Roma stessa - da cui nei secoli precedenti si era irradiata la liturgia latina su vasti territori europei - poco prima dell'anno 1000 subisce un forte influsso del mondo transalpino sotto la pressione politica degli Ottoni; all'inizio del secolo XI la liturgia romana si adegua agli usi germanici e introduce nella Messa il canto del Credo. Alla fine del secolo successivo, l'ho già ricordato, dopo un rifiuto di secoli anche l'Urbe introduce nelle Ore il canto degli inni.Nel XIII secolo, su istanza papale, la Roma delle basiliche e delle chiese periferiche è costretta a rinunciare al proprio repertorio arcaico, tipico esempio di musicalità mediterranea. Alcuni caratteri peculiari di questo linguaggio musicale si possono riscontrare nella recensione romano-antica dell'offertorio precedente con le microstrutture d'ornamentazione che si ripetono senza sosta. Un fenomeno che alcuni giudicano negativamente in quanto sembra rivelare mancanza di creatività e di fantasia, mentre basterebbe pensare al Boléro di Ravel per ricredersi sull'efficacia di queste tecniche ripetitive ostinate che creano un crescendo d'intensità difficilmente raggiungibile per altre vie.8



Le Chiese dell'Italia settentrionale dovrebbero essersi adeguate agli usi romani in epoca carolingia o poco prima, rinunciando spontaneamente - o abbandonando sotto pressione esterna ? - i propri usi liturgici con una marcata impronta locale, perlopiù gallica (del patrimonio musicale di Aquileia nel periodo precarolingio si conosce purtroppo poco o nulla). Molteplici traversie hanno segnato la storia liturgico-musicale di Milano, da sempre curiosa e recettiva delle più diverse suggestioni d'Oriente e d'Occidente. Questa apertura milanese permette di arricchire il repertorio musicale con brani d'origine siriaca e bizantina, e mitiga il trauma di un massiccio processo di romanizzazione particolarmente visibile nel repertorio musicale con alcune centinaia di brani d'origine romana importati - anche qui ci si pone la domanda se tutto ciò sia avvenuto spontaneamente o sotto pressioni/minacce - tra la fine del secolo VIII e il IX

secolo.9




Nel primo brano il contenuto del testo rimanda ad un'epoca (sec. IV-VI) in cui il 1 gennaio c'era una celebrazione anti-idolatrica per arginare i rigurgiti del paganesimo che continuava ad affiorare tra i cristiani. Il transitorio è un esempio di melodia ciclica che qui prevede la ripetizione per sei volte di un'unica frase melodica. Il brano sillabico presenta sulla sillaba finale della cesura mediana del testo - equivalente in questo caso al penultimo inciso testuale - un melisma d'abbellimento: segno proprio della tradizione mediterranea arcaica che ha lasciato tracce in ambito ebraico e cristiano.

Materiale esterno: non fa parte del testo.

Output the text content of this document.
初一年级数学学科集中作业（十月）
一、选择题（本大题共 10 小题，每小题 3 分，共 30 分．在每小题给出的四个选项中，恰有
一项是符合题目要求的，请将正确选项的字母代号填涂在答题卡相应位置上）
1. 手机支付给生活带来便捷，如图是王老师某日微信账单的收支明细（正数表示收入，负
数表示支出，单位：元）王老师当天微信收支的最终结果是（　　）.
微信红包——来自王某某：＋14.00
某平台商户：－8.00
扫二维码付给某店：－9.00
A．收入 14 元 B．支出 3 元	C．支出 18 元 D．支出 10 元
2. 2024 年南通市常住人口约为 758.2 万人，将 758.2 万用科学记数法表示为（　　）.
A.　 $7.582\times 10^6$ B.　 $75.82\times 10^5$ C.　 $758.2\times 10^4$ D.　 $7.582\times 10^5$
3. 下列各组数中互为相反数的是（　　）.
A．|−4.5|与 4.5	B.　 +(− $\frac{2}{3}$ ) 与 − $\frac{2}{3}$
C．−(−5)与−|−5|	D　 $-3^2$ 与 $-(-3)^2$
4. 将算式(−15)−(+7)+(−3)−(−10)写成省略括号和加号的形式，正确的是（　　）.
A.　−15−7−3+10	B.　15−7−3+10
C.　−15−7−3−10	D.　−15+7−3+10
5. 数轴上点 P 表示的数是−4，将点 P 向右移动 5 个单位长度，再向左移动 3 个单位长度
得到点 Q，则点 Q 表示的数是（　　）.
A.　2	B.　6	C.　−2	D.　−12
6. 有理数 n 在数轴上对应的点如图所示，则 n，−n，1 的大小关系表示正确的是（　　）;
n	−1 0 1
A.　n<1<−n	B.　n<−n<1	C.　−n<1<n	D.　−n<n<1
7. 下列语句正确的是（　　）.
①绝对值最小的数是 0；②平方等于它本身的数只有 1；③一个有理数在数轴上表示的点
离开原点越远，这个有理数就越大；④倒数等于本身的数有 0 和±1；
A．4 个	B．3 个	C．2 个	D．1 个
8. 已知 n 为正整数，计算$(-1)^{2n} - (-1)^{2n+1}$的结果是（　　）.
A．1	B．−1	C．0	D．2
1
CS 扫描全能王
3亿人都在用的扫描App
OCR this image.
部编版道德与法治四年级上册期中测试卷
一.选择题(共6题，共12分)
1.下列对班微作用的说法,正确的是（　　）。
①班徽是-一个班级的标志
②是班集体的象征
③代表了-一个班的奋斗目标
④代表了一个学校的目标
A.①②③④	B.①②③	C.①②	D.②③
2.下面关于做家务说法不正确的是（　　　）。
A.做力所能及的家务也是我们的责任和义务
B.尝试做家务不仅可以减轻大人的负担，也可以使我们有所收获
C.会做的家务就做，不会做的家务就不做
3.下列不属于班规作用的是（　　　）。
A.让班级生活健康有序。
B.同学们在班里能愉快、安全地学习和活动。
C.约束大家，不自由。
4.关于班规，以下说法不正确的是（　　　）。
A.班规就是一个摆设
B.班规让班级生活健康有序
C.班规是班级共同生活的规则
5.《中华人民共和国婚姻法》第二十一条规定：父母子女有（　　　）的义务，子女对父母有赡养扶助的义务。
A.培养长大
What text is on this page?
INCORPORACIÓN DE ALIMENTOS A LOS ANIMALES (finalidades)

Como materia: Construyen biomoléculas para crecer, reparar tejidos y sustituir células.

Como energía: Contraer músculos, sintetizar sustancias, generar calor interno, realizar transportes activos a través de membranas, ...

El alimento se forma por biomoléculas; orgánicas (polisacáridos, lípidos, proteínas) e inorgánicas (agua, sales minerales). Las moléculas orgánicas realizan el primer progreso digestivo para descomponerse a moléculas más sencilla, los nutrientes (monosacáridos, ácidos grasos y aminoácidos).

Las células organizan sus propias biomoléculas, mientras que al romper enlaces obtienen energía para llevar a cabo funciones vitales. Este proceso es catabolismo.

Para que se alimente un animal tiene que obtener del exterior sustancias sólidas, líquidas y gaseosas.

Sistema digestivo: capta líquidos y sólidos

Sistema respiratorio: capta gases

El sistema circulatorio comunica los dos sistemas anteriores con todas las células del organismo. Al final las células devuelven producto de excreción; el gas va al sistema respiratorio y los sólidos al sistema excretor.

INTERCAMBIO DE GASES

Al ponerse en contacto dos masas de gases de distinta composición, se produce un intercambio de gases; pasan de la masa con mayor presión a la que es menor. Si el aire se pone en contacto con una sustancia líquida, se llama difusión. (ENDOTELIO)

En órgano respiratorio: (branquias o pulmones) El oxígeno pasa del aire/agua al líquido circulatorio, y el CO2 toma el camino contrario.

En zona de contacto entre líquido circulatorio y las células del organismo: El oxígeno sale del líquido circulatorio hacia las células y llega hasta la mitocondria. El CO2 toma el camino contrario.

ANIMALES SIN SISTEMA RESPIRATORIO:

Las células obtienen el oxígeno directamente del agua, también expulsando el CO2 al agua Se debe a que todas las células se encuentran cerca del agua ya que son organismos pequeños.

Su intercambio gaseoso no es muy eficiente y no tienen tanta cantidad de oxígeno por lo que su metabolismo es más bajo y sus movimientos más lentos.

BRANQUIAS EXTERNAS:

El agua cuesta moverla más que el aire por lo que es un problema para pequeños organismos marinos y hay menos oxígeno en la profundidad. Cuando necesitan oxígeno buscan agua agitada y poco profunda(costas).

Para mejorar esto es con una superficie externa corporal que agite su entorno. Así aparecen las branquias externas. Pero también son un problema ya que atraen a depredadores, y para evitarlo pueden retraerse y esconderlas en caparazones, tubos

Nelle altre Chiese dell'Italia settentrionale si osserva un progressivo allineamento alla liturgia romana con la lenta, ma inesorabile estromissione dei canti che non avevano più cittadinanza nel rito romano della Messa. Nelle fonti medioevali si osservano ancora qua e là brani come i versus processionali che accompagnavano l'inizio della celebrazione, l'antiphona ante evangelium, qualche canto di frazione. Dopo il XII secolo praticamente non c'è più traccia di questo patrimonio. Alcuni canti di queste categorie si trovano in un codice scoperto recentemente da Simona Gavinelli in un'importante chiesa del Lago Maggiore.10

Nel giorno di s. Stefano echeggiava ad Intra il ritmo Audite cuncti hæc cantica. Questo brano finora non ha riscontro in nessun altro codice; la sua melodia briosa richiama pezzi analoghi che si trovano in altre Chiese del Nord Italia.11




Interessante è l'antifona ante evangelium Lumen quod animi che è presente in vari repertori con differenti funzioni.12



Molto diffuso è il canto di frazione Emitte angelum che a Intra prevede l'alternanza tra schola/coro da una parte e il presbitero con il diacono dall'altra.13




L'integrazione delle novità in epoca carolingia


Nel momento in cui la liturgia romana e il repertorio musicale romano-franco non sono stati più recettivi nei confronti di prodotti locali e gli hanno espulsi dal contesto "ufficiale", il patrimonio primitivo di singole diocesi e zone culturali è riuscito talora a sopravvivere infiltrandosi in nuovi spazi. Tali situazioni la liturgia aveva sondato e accolto in territorio franco nella seconda metà dell'VIII secolo e presto sarebbero stati accettati anche negli altri territori europei latini. La novità, di estremo interesse per la storia della liturgia e della musica, è costituita dai tropi e dalle sequenze. Queste due forme, oltre a ricuperare materiale pregresso delle singole aree culturali, per vari secoli - soprattutto tra il IX e il XII - offre alla comunità dei credenti la possibilità di cantare la propria fede con testi e musiche che in modo più immediato e personale esprimevano i sentimenti del popolo di Dio.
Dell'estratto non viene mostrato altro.